We saw a movie with Johnson driving his car across this driveway.
The gate is to the left of this photo.

This is the schoolhouse he attended as a boy.

The family cemetery is located under several old large live oak trees.

The house was reconstructed due to decay.

Another NBC video had Johnson pumping water from the well.
We took a driving tour of the ranch. There Is a 6800 foot landing strip that he used when traveling to and from the ranch when he was President.

A large wind vane that could be seen from approaching aircraft.

This is still a working ranch with cattle roaming the fields around the air strip.

At the end of the driving tour, the house and several buildings contain displays.

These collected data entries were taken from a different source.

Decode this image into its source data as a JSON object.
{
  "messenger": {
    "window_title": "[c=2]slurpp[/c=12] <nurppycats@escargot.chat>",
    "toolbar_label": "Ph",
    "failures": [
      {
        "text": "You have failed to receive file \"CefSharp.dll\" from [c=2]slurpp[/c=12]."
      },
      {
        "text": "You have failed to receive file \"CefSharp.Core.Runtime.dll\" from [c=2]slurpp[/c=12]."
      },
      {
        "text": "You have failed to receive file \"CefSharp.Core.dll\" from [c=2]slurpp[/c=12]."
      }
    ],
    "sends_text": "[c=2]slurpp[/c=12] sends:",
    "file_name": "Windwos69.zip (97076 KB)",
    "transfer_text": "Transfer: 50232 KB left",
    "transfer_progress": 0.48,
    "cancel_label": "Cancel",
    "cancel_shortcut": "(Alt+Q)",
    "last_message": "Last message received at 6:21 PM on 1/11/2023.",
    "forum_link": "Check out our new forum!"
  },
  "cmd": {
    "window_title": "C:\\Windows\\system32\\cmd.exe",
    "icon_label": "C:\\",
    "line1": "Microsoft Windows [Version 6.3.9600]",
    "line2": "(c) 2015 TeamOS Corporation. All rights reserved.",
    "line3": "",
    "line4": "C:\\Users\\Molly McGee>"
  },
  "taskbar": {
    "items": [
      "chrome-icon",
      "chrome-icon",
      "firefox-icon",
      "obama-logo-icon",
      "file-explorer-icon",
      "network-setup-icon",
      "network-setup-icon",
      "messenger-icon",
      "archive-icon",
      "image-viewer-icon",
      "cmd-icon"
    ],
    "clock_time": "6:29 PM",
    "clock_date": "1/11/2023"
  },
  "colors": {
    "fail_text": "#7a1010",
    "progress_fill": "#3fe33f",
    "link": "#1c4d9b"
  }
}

One of the smaller jets he used to travel to and from Washington.
Crossing that driveway by the dam.

Here is the Ford Phaeton in the photo above. There are several of his cars in the garage.

His amphicar. He liked to drive it around and suddenly drive into water
in front of bystanders.

The house is closed, waiting to be reworked to stabilize it after
years of tourists going through it.
This live oak is 300 years old. It was called the Cabinet Tree. Johnson held meetings under the tree with cabinet members and his many guests.

He made cement casts and had visitors sign them. There are several astronauts.
Here is John Glenn, Wally Schirra and Virgil Grissom signatures.

Johnson was at the ranch much more than he was in Washington. The Secret Service had many problems providing protection on the big open ranch. Highway 1 was just across the river from the house. This was their headquarters behind the house. I recognize those Motorola folded coaxial antennas.

The original airplane hanger is now a large display area.

You can listen to recordings of phone calls with people like
Martin Luther King and other dignitaries.